Я увидел, как она пошатнулась, словно ветер согнул ее, и то ли от малодушия, то ли из жалости я отвел глаза и смотрел в землю.
– Это ужасные вести, – сказал я наконец, когда ее молчание уже стало пугать меня, – но вам и мне надлежит собраться с силами, чтобы спасти дом Дэррисдиров. – Она молчала. – К тому же, не забудьте мисс Кэтрин, – добавил я. – Если нам не удастся замять это дело, она унаследует опозоренное имя.
Не знаю, мысль о ребенке или мои слова о позоре вывели ее из оцепенения, но не успел я договорить, как не то вздох, не то стон сорвался с ее губ, словно заживо погребенный старался стряхнуть с себя тяжесть могильного холма. А уже в следующую минуту к ней вернулся голос.
– Это была дуэль? – прошептала она. – Это не было… Она запнулась.
– Они дрались на дуэли, и хозяин мой бился честно, сказал я. – А тот, другой, был убит как раз, когда он наносил предательский удар.
– Не надо! – воскликнула она.
– Сударыня, – сказал я. – Ненависть к этому человеку жжет мое сердце даже и сейчас, когда он мертв. Видит Бог, я остановил бы дуэль, если бы осмелился. Я буду вечно стыдиться того, что не решился на это. Но когда этот человек упал, я, если бы мог думать о чем-нибудь, кроме жалости к моему хозяину, порадовался бы нашему избавлению.
Не знаю, слышала ли она меня, и следующие ее слова были:
– А милорд?
– Это я беру на себя, – сказал я.
– Вы не будете говорить с ним так же, как со мной? спросила она.
– Сударыня! Неужели вам не о ком больше думать? О милорде позабочусь я.
– Не о ком думать? – повторила она.
– Ну да, о вашем супруге, – сказал я. Она посмотрела на меня с непроницаемым выражением. – Вы что же, отвернетесь от него? – спросил я.
Она все еще глядела на меня, потом снова схватилась за сердце.
– Нет! – сказала она.
– Да благословит вас Бог за это слово! Идите к нему, он сидит в зале, поговорите с ним, все равно о чем, протяните ему руку, скажите: «Я все знаю», и если Бог сподобит вас, скажите: «Прости меня».
– Да укрепит вас Бог и да смягчит ваше сердце, – сказала она. – Я пойду к мужу.
– Позвольте я посвечу вам. – И я взялся за подсвечник.

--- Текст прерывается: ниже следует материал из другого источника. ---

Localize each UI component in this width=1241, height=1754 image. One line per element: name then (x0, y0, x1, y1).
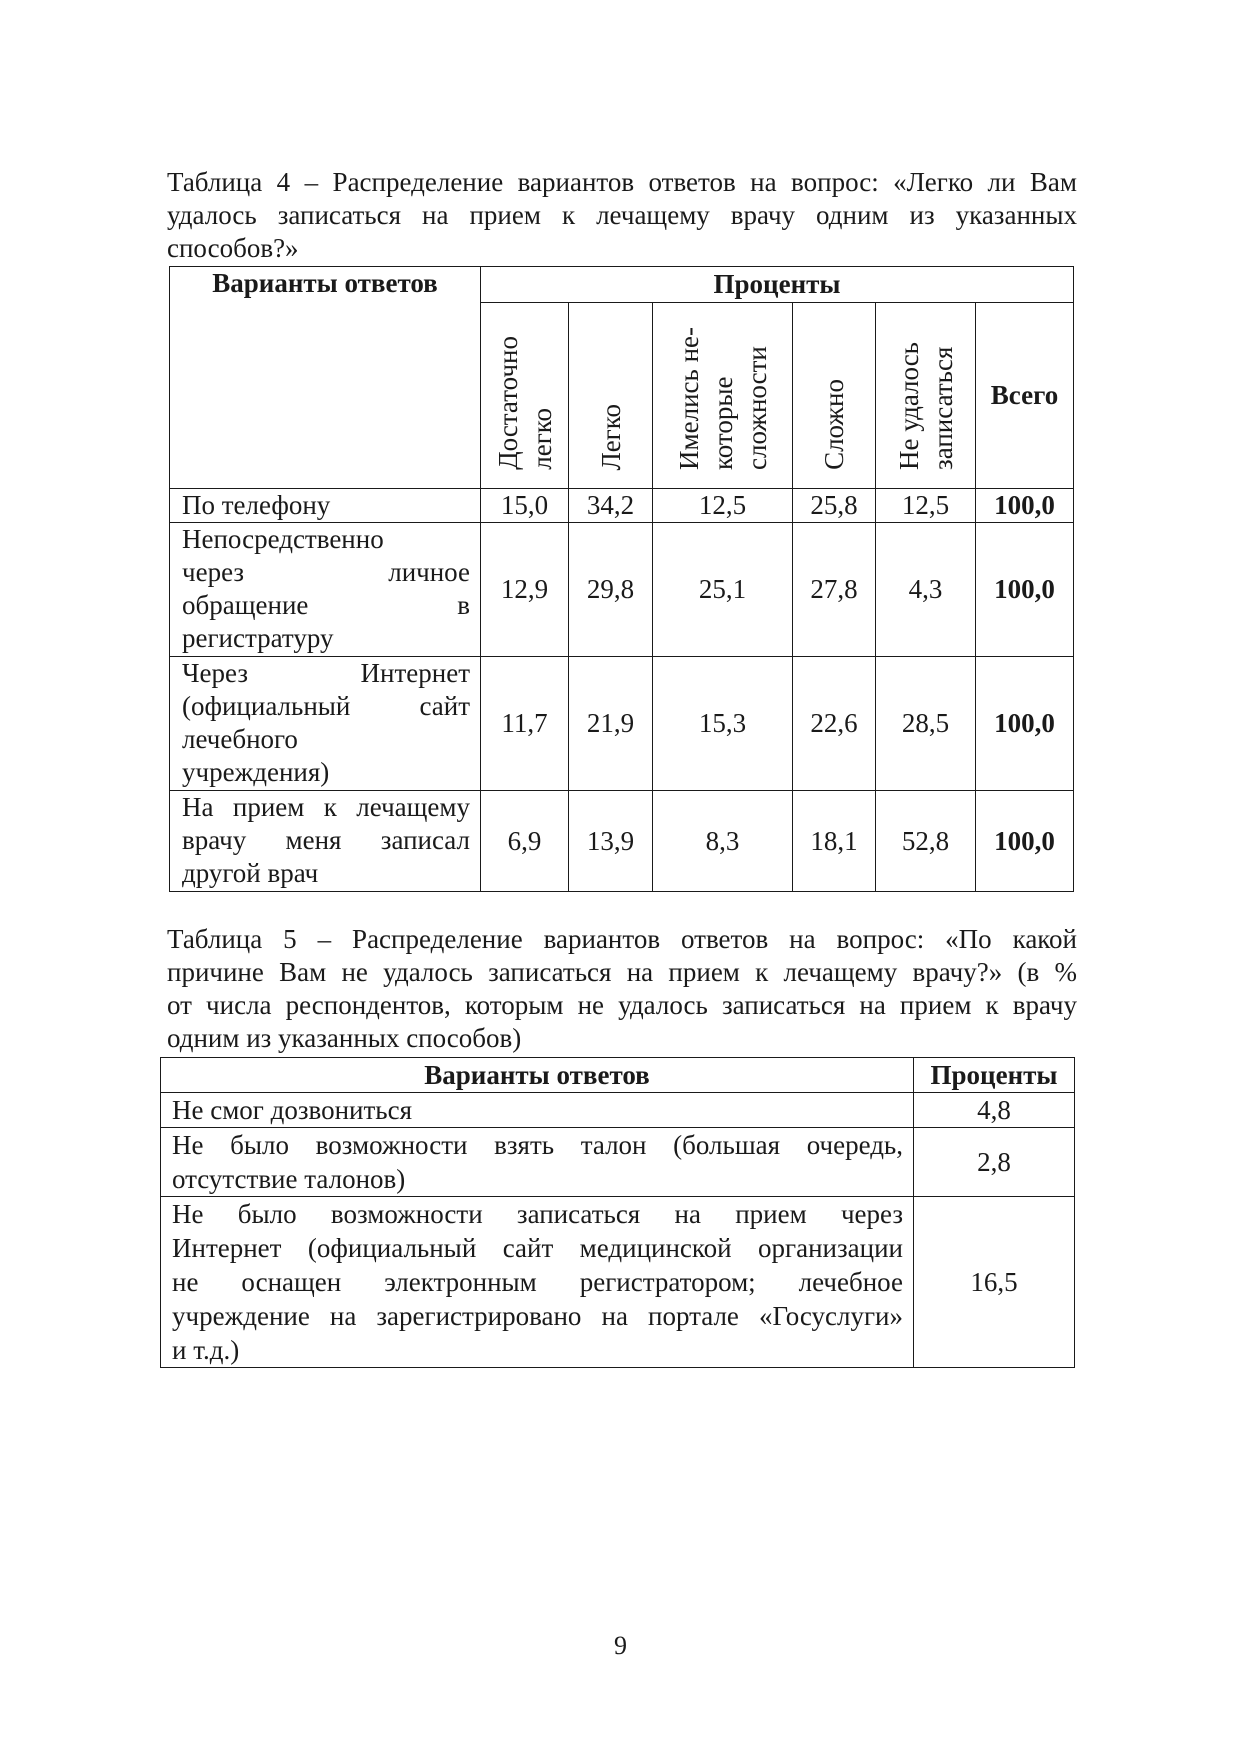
table-cell: 52,8 (876, 791, 976, 892)
table-cell: 12,5 (876, 489, 976, 523)
table5-header-variants: Варианты ответов (161, 1058, 914, 1093)
table4-caption-line: способов?» (167, 233, 299, 263)
table5-caption-line: Таблица 5 – Распределение вариантов ответов на вопрос: «По какой (167, 924, 1077, 954)
row-label-line: Не было возможности взять талон (большая очередь, (172, 1130, 903, 1160)
row-label-line: обращение в (182, 590, 470, 620)
table-cell: 11,7 (481, 657, 569, 791)
row-label-line: учреждения) (182, 757, 330, 787)
table4-header-percent: Проценты (481, 267, 1074, 303)
row-label (161, 1093, 914, 1128)
table-cell: 29,8 (569, 523, 653, 657)
col-header-text: Имелись не- (673, 327, 704, 470)
page-number: 9 (614, 1631, 627, 1660)
col-header-text: Не удалось (893, 342, 924, 470)
row-label-line: и т.д.) (172, 1335, 240, 1365)
row-label-line: Через Интернет (182, 658, 470, 688)
table-cell: 15,3 (653, 657, 793, 791)
row-label (170, 523, 481, 657)
table-cell: 18,1 (793, 791, 876, 892)
col-header-text: Сложно (819, 379, 849, 470)
table-row (161, 1197, 1075, 1368)
table4-col-header (481, 303, 569, 489)
table5-caption-line: одним из указанных способов) (167, 1023, 522, 1053)
table-cell: 34,2 (569, 489, 653, 523)
table-cell: 25,1 (653, 523, 793, 657)
table-row (170, 489, 1074, 523)
table5-caption-line: от числа респондентов, которым не удалось записаться на прием к врачу (167, 990, 1077, 1020)
table-row (170, 657, 1074, 791)
table4-col-header (653, 303, 793, 489)
col-header-text: сложности (741, 346, 772, 470)
row-label-line: По телефону (182, 490, 331, 520)
table4-caption-line: удалось записаться на прием к лечащему врачу одним из указанных (167, 200, 1077, 230)
table-cell: 6,9 (481, 791, 569, 892)
table-cell: 25,8 (793, 489, 876, 523)
row-label-line: (официальный сайт (182, 691, 470, 721)
row-label-line: учреждение на зарегистрировано на портале «Госуслуги» (172, 1301, 903, 1331)
table4-caption-line: Таблица 4 – Распределение вариантов ответов на вопрос: «Легко ли Вам (167, 167, 1077, 197)
table-row (161, 1128, 1075, 1197)
table4 (169, 266, 1074, 892)
row-label-line: Непосредственно (182, 524, 384, 554)
row-label-line: врачу меня записал (182, 825, 470, 855)
table-cell: 2,8 (914, 1128, 1075, 1197)
table4-caption (167, 166, 1077, 265)
table-cell-total: 100,0 (976, 791, 1074, 892)
table4-col-header (793, 303, 876, 489)
row-label (161, 1197, 914, 1368)
table4-header-variants: Варианты ответов (170, 267, 481, 489)
table-cell: 13,9 (569, 791, 653, 892)
table-cell-total: 100,0 (976, 489, 1074, 523)
col-header-text: Легко (595, 403, 626, 470)
table-cell: 15,0 (481, 489, 569, 523)
col-header-text: легко (526, 408, 557, 470)
table5-header-percent: Проценты (914, 1058, 1075, 1093)
row-label (170, 791, 481, 892)
table-cell: 12,9 (481, 523, 569, 657)
row-label (161, 1128, 914, 1197)
row-label-line: Не смог дозвониться (172, 1095, 413, 1125)
col-header-text: которые (707, 376, 738, 470)
table5 (160, 1057, 1075, 1368)
table-cell: 22,6 (793, 657, 876, 791)
row-label-line: Не было возможности записаться на прием через (172, 1199, 903, 1229)
table-cell-total: 100,0 (976, 657, 1074, 791)
row-label-line: не оснащен электронным регистратором; лечебное (172, 1267, 903, 1297)
row-label (170, 657, 481, 791)
table-cell: 28,5 (876, 657, 976, 791)
row-label-line: отсутствие талонов) (172, 1164, 406, 1194)
table-cell-total: 100,0 (976, 523, 1074, 657)
table-row (170, 523, 1074, 657)
row-label-line: На прием к лечащему (182, 792, 470, 822)
row-label-line: регистратуру (182, 623, 334, 653)
row-label (170, 489, 481, 523)
table4-col-header (876, 303, 976, 489)
table-cell: 12,5 (653, 489, 793, 523)
table-cell: 27,8 (793, 523, 876, 657)
row-label-line: через личное (182, 557, 470, 587)
table-cell: 16,5 (914, 1197, 1075, 1368)
row-label-line: другой врач (182, 858, 319, 888)
table4-col-header-total: Всего (976, 303, 1074, 489)
table5-caption-line: причине Вам не удалось записаться на прием к лечащему врачу?» (в % (167, 957, 1077, 987)
row-label-line: лечебного (182, 724, 298, 754)
table5-caption (167, 923, 1077, 1055)
col-header-text: записаться (927, 346, 958, 470)
row-label-line: Интернет (официальный сайт медицинской организации (172, 1233, 903, 1263)
table-cell: 4,8 (914, 1093, 1075, 1128)
table-cell: 8,3 (653, 791, 793, 892)
table-cell: 4,3 (876, 523, 976, 657)
table-row (170, 791, 1074, 892)
col-header-text: Достаточно (492, 336, 523, 470)
table-cell: 21,9 (569, 657, 653, 791)
table-row (161, 1093, 1075, 1128)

– Не надо, я найду дорогу и в темноте. – Она вся передернулась, и я понял, что я ей сейчас страшнее темноты.
Так мы расстались. Она пошла вниз, где тусклый свет мерцал в зале, а я по коридору – к комнате милорда. Не знаю почему, но я не мог ворваться к старику так же, как к миссис Генри; с большой неохотой, но я постучал. Старый сон чуток, а может, милорд вовсе не спал, и при первом же стуке он крикнул: «Войдите!»